The Hôtel de Ville is located at the Château de Haute-Maison which dates back at least to 1599.

==Transport==
Sucy-en-Brie is served by Sucy–Bonneuil station on Paris RER line A.

==Education==
Public primary schools in the commune include:
- 9 preschools (maternelles) and one private preschool
- 8 elementary schools and one private elementary school

Public secondary schools in the commune include:
- Junior high schools: Collège du Fort and Collège du Parc
- Senior high schools/sixth-form colleges: Lycée Christoph Colombe and Lycée des Métiers Hôteliers Montaleau
In addition Lycée Guillaume Budé is in nearby Limeil-Brévannes.

The commune owns the Château de Sucy-en-Brie, which is used as a conservatory of music.

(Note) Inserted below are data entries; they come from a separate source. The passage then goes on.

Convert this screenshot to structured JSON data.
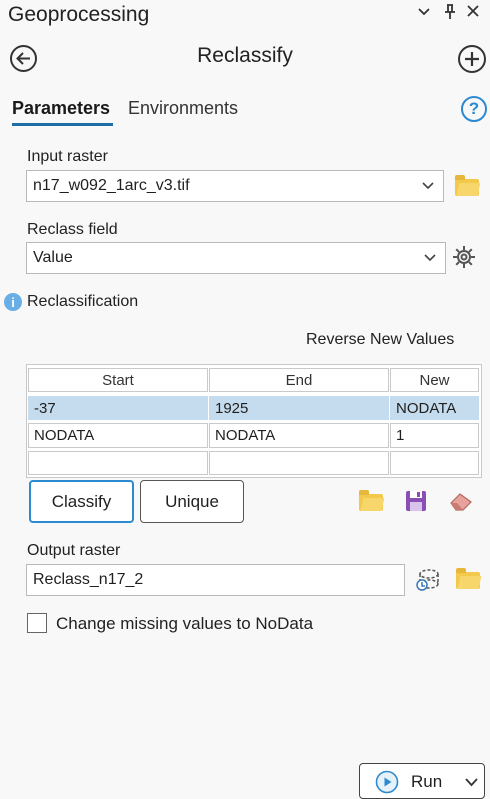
{
  "pane": {
    "title": "Geoprocessing",
    "header_icons": [
      "chevron-down-icon",
      "pin-icon",
      "close-icon"
    ]
  },
  "tool": {
    "title": "Reclassify",
    "back_icon": "arrow-left-circle-icon",
    "add_icon": "plus-circle-icon"
  },
  "tabs": [
    {
      "label": "Parameters",
      "active": true
    },
    {
      "label": "Environments",
      "active": false
    }
  ],
  "help": {
    "glyph": "?"
  },
  "input_raster": {
    "label": "Input raster",
    "value": "n17_w092_1arc_v3.tif"
  },
  "reclass_field": {
    "label": "Reclass field",
    "value": "Value"
  },
  "reclassification": {
    "label": "Reclassification",
    "info_glyph": "i",
    "reverse_label": "Reverse New Values",
    "columns": [
      "Start",
      "End",
      "New"
    ],
    "rows": [
      {
        "start": "-37",
        "end": "1925",
        "new": "NODATA",
        "selected": true
      },
      {
        "start": "NODATA",
        "end": "NODATA",
        "new": "1",
        "selected": false
      },
      {
        "start": "",
        "end": "",
        "new": "",
        "selected": false
      }
    ],
    "buttons": {
      "classify": "Classify",
      "unique": "Unique"
    }
  },
  "output_raster": {
    "label": "Output raster",
    "value": "Reclass_n17_2"
  },
  "missing_values": {
    "label": "Change missing values to NoData",
    "checked": false
  },
  "run": {
    "label": "Run"
  },
  "colors": {
    "accent": "#2b8ad0",
    "tab_underline": "#1d6fa5",
    "selected_row": "#c5dcee",
    "folder": "#f3c94c",
    "save": "#8a4fb5"
  }
}
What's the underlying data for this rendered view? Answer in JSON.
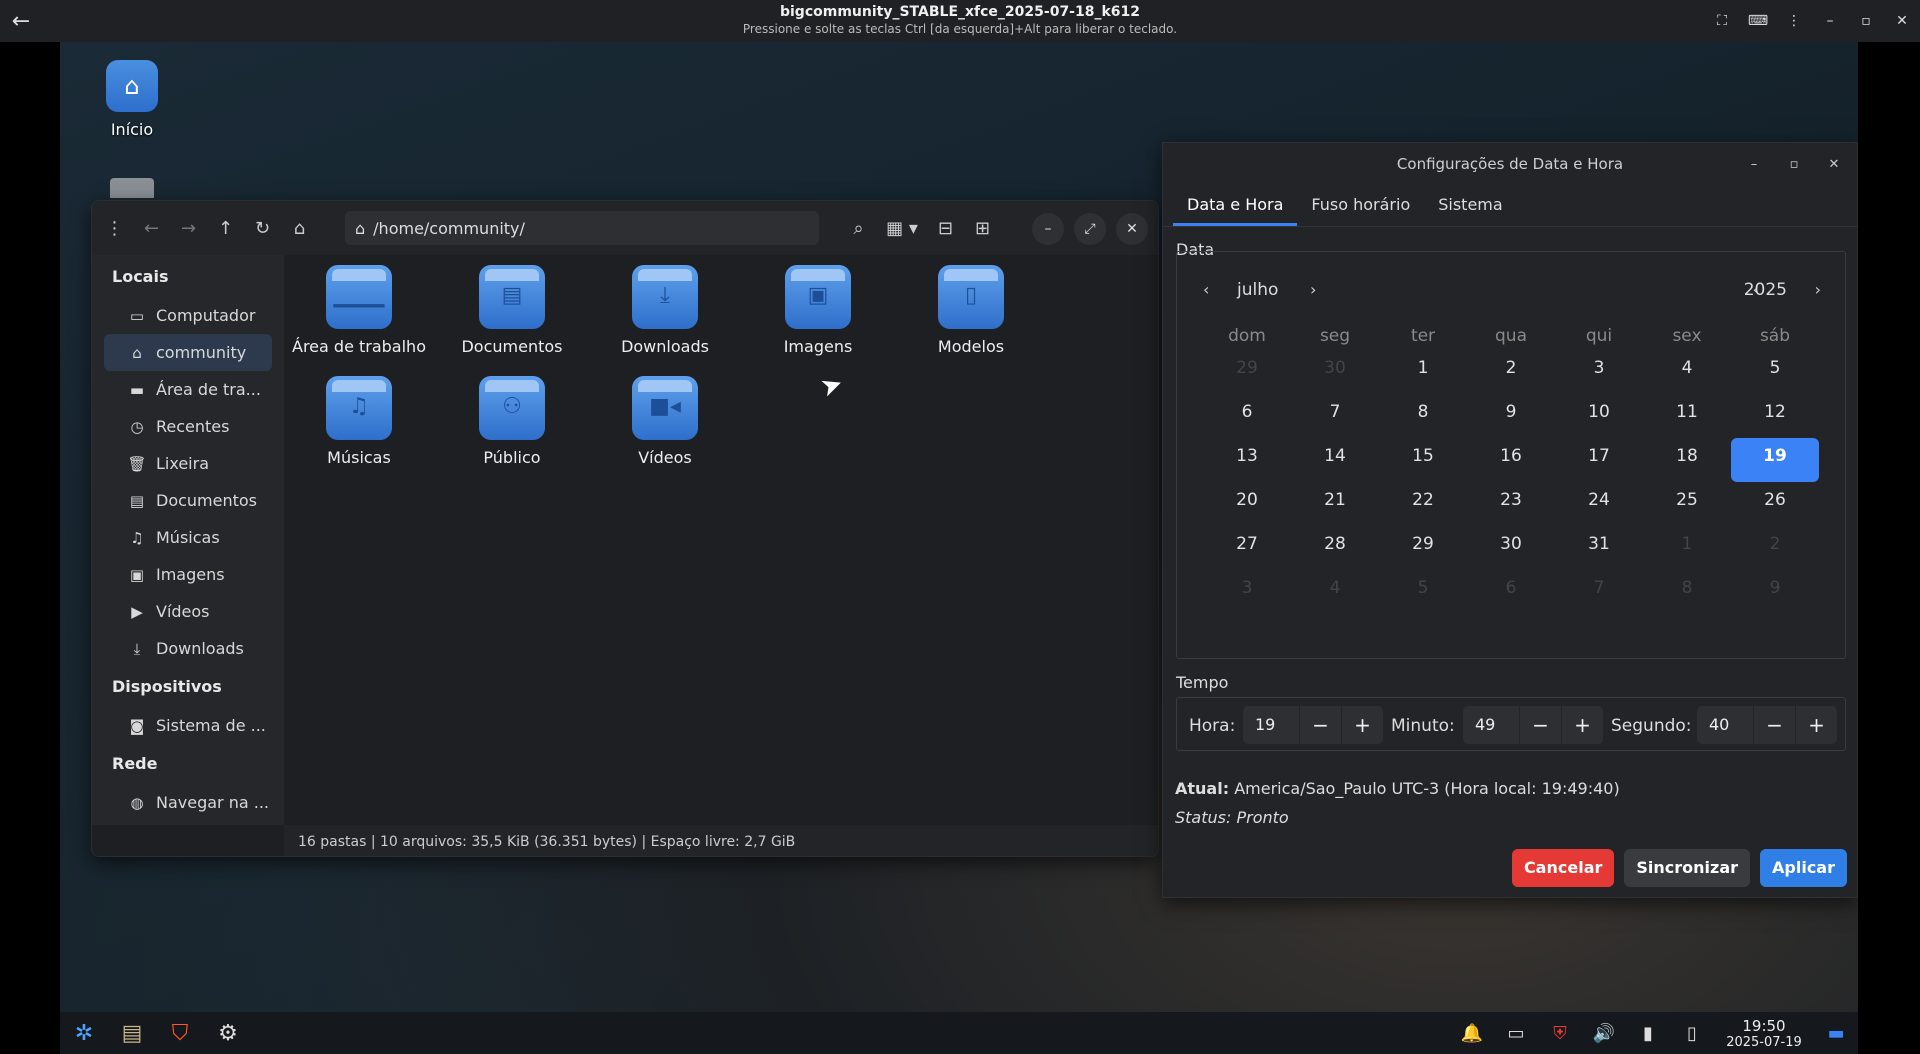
{
  "host": {
    "title": "bigcommunity_STABLE_xfce_2025-07-18_k612",
    "hint": "Pressione e solte as teclas Ctrl [da esquerda]+Alt para liberar o teclado.",
    "back_icon": "back-arrow-icon"
  },
  "desktop": {
    "icons": [
      {
        "label": "Início"
      }
    ]
  },
  "file_manager": {
    "path": "/home/community/",
    "sidebar": {
      "sections": [
        {
          "title": "Locais",
          "items": [
            {
              "label": "Computador",
              "icon": "monitor-icon"
            },
            {
              "label": "community",
              "icon": "home-icon",
              "active": true
            },
            {
              "label": "Área de tra...",
              "icon": "desktop-icon"
            },
            {
              "label": "Recentes",
              "icon": "clock-icon"
            },
            {
              "label": "Lixeira",
              "icon": "trash-icon"
            },
            {
              "label": "Documentos",
              "icon": "document-icon"
            },
            {
              "label": "Músicas",
              "icon": "music-icon"
            },
            {
              "label": "Imagens",
              "icon": "image-icon"
            },
            {
              "label": "Vídeos",
              "icon": "video-icon"
            },
            {
              "label": "Downloads",
              "icon": "download-icon"
            }
          ]
        },
        {
          "title": "Dispositivos",
          "items": [
            {
              "label": "Sistema de ...",
              "icon": "drive-icon"
            }
          ]
        },
        {
          "title": "Rede",
          "items": [
            {
              "label": "Navegar na ...",
              "icon": "network-icon"
            }
          ]
        }
      ]
    },
    "folders": [
      {
        "label": "Área de trabalho",
        "icon": "desktop-folder-icon"
      },
      {
        "label": "Documentos",
        "icon": "documents-folder-icon"
      },
      {
        "label": "Downloads",
        "icon": "downloads-folder-icon"
      },
      {
        "label": "Imagens",
        "icon": "pictures-folder-icon"
      },
      {
        "label": "Modelos",
        "icon": "templates-folder-icon"
      },
      {
        "label": "Músicas",
        "icon": "music-folder-icon"
      },
      {
        "label": "Público",
        "icon": "public-folder-icon"
      },
      {
        "label": "Vídeos",
        "icon": "videos-folder-icon"
      }
    ],
    "status": "16 pastas  |  10 arquivos: 35,5 KiB (36.351 bytes)  |  Espaço livre: 2,7 GiB"
  },
  "datetime": {
    "title": "Configurações de Data e Hora",
    "tabs": [
      "Data e Hora",
      "Fuso horário",
      "Sistema"
    ],
    "active_tab": "Data e Hora",
    "date_section": "Data",
    "month": "julho",
    "year": "2025",
    "weekdays": [
      "dom",
      "seg",
      "ter",
      "qua",
      "qui",
      "sex",
      "sáb"
    ],
    "weeks": [
      [
        "29",
        "30",
        "1",
        "2",
        "3",
        "4",
        "5"
      ],
      [
        "6",
        "7",
        "8",
        "9",
        "10",
        "11",
        "12"
      ],
      [
        "13",
        "14",
        "15",
        "16",
        "17",
        "18",
        "19"
      ],
      [
        "20",
        "21",
        "22",
        "23",
        "24",
        "25",
        "26"
      ],
      [
        "27",
        "28",
        "29",
        "30",
        "31",
        "1",
        "2"
      ],
      [
        "3",
        "4",
        "5",
        "6",
        "7",
        "8",
        "9"
      ]
    ],
    "selected_day": "19",
    "time_section": "Tempo",
    "hour_label": "Hora:",
    "hour": "19",
    "minute_label": "Minuto:",
    "minute": "49",
    "second_label": "Segundo:",
    "second": "40",
    "current_label": "Atual:",
    "current_value": "America/Sao_Paulo UTC-3 (Hora local: 19:49:40)",
    "status": "Status: Pronto",
    "buttons": {
      "cancel": "Cancelar",
      "sync": "Sincronizar",
      "apply": "Aplicar"
    },
    "colors": {
      "accent": "#3b82f6",
      "cancel": "#e53935",
      "apply": "#2f7fe6"
    }
  },
  "taskbar": {
    "time": "19:50",
    "date": "2025-07-19"
  }
}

There is one private Catholic school, Ensemble scolaire du Petit-Val, which covers levels preschool through senior high.

==Personalities==
- Christophe Lemoine, voice actor
- Nicolas Maurice-Belay, footballer
- Angelin Preljocaj (1957), dancer and choreographer
- Claude Serre (1938-1998), cartoonist

==Twin towns==
It is twinned with Camberley in Surrey, England as well as Scituate, Massachusetts.